WINTER PARK, Fla. (AP) _ Arda Bowser, the last surviving member of the NFL’s first championship team, died Saturday. He was 97.
The 1922 Canton Bulldogs won the first NFL championship with a 10-0-2 record. Bowser scored two touchdowns and returned a kickoff 90 yards in a 38-0 victory over the Louisville Brecks.
He played only four years in the pros _ his full-time employer, White Motor Co., made him quit. Still, he made significant contributions to the game, including the league’s first steelplated kicking shoe and a so-called ``mud tee″ he developed.
Royce L. Craig
TULSA, Okla. (AP) _ Royce L. Craig, retired chief photographer of The Tulsa Tribune. died Saturday. He was 76.
Craig joined the Tribune in 1941 and, apart from a stint in the Army Air Corps during World War II, worked there until he retired in 1983.
He helped open state courts to photography in the early 1950s by smuggling a camera into a courtroom and photographing a judge on the bench.
The judge, amazed the photos were taken with no flash or commotion, allowed limited photography in his court. Others followed suit.
Survived include a son, Michael Craig, who is a Tulsa World advertising employee; two daughters, Carol Barrett and Linda Coley; a sister and five grandchildren.
TORVAJANICA, Italy (AP) _ Ruggero Mastroianni, editor of some of Italy’s most celebrated films and younger brother of actor Marcello Mastroianni, died Monday after a heart attack.

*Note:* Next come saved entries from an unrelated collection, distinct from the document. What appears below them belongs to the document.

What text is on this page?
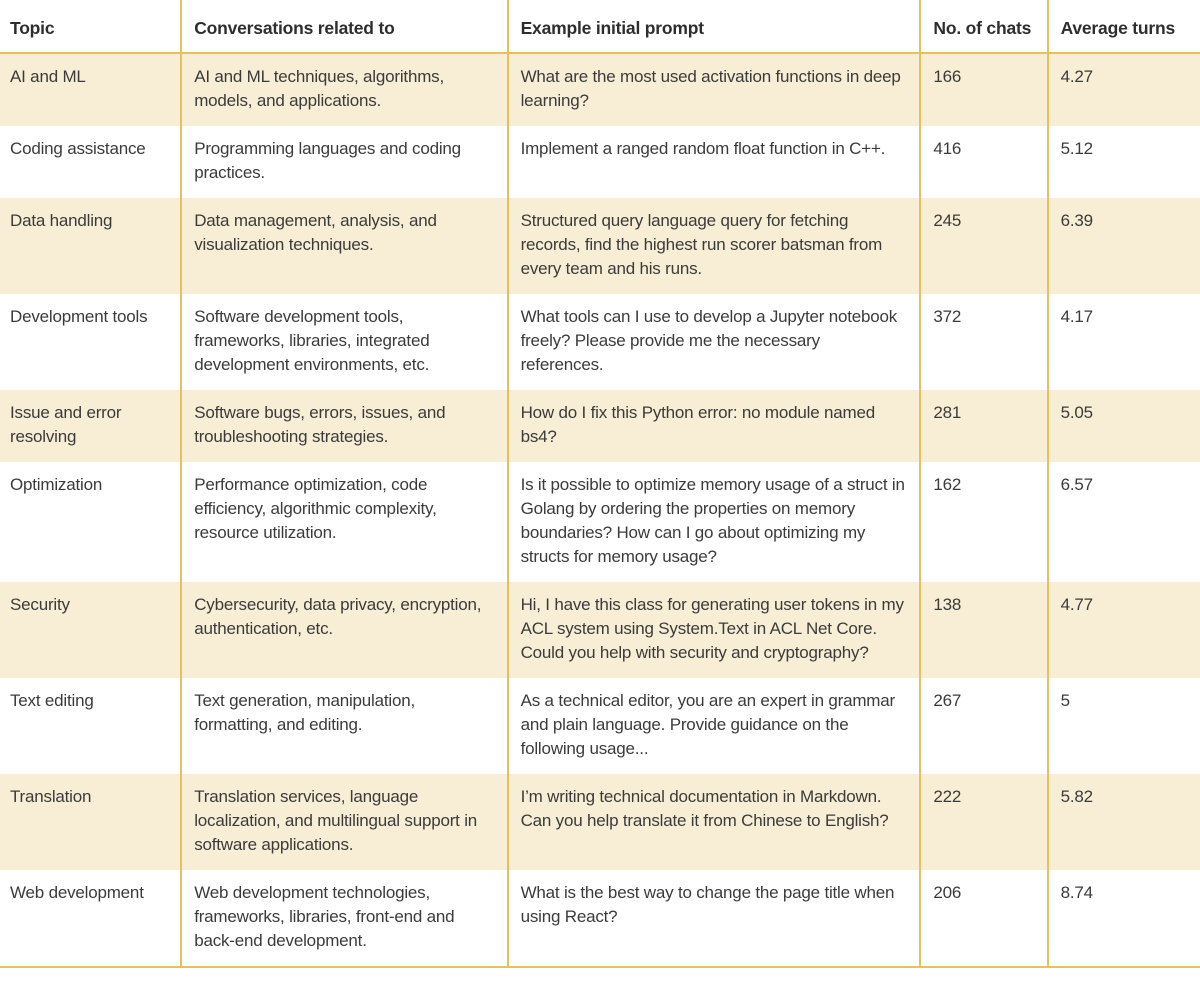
Topic	Conversations related to	Example initial prompt	No. of chats	Average turns
AI and ML	AI and ML techniques, algorithms, models, and applications.	What are the most used activation functions in deep learning?	166	4.27
Coding assistance	Programming languages and coding practices.	Implement a ranged random float function in C++.	416	5.12
Data handling	Data management, analysis, and visualization techniques.	Structured query language query for fetching records, find the highest run scorer batsman from every team and his runs.	245	6.39
Development tools	Software development tools, frameworks, libraries, integrated development environments, etc.	What tools can I use to develop a Jupyter notebook freely? Please provide me the necessary references.	372	4.17
Issue and error resolving	Software bugs, errors, issues, and troubleshooting strategies.	How do I fix this Python error: no module named bs4?	281	5.05
Optimization	Performance optimization, code efficiency, algorithmic complexity, resource utilization.	Is it possible to optimize memory usage of a struct in Golang by ordering the properties on memory boundaries? How can I go about optimizing my structs for memory usage?	162	6.57
Security	Cybersecurity, data privacy, encryption, authentication, etc.	Hi, I have this class for generating user tokens in my ACL system using System.Text in ACL Net Core. Could you help with security and cryptography?	138	4.77
Text editing	Text generation, manipulation, formatting, and editing.	As a technical editor, you are an expert in grammar and plain language. Provide guidance on the following usage...	267	5
Translation	Translation services, language localization, and multilingual support in software applications.	I’m writing technical documentation in Markdown. Can you help translate it from Chinese to English?	222	5.82
Web development	Web development technologies, frameworks, libraries, front-end and back-end development.	What is the best way to change the page title when using React?	206	8.74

He was 66.
Mastroianni edited most films by director Federico Fellini, including ``8 1/2″ in 1963 and ``Amarcord″ in 1973.
NASHVILLE, Tenn. (AP) _ Bill Monroe, who fused fast-picking mandolin, banjo, and guitar with a ``high lonesome″ singing style to create the unique American sound of Bluegrass, died Monday at 84. He had suffered from heart problems.
Perhaps Monroe’s best known song is ``Blue Moon of Kentucky,″ written in 1946. Elvis Presley also recorded it in 1954.
His other records include ``Kentucky Waltz,″ ``Mule Skinner Blues,″ ``Pike County Breakdown,″ ``A Letter From My Darling″ and ``Uncle Pen.″
Bluegrass is named after Monroe’s band the Blue Grass Boys and the grass of his native Kentucky. He played most of the string instruments but was best known as a mandolinist.
Elected to the Country Music Hall of Fame in 1970, Monroe played on the Grand Ole Opry from 1939 throughout his career.
He was invited to the White House in 1989 to meet President Bush, a fan, and again in 1995 as a winner of a National Medal of the Arts.
SAN ANTONIO (AP) _ Nathan Safir, who developed the nation’s first full-time Spanish-language radio and television stations, died Saturday of diabetes. He was 83.
Fifty years ago Safir founded KCOR-AM and helped develop KCOR-TV in San Antonio. He served on the board of directors for Spanish broadcast group Tichenor Media Systems Inc., which owns KCOR-AM, and was general manager of KCOR-AM until retiring in 1990. He was also general manager of KCOR-TV for about three years.
He was inducted into the National Association of Broadcasters Hall of Fame in 1989 as the patriarch of Spanish-language broadcasting.
Survivors include a wife, Lillian Safir of San Antonio; two sons, Larry Safir of McAllen, David Safir of San Francisco; a brother, Alex Safir of High Point, N.C.; and four grandchildren.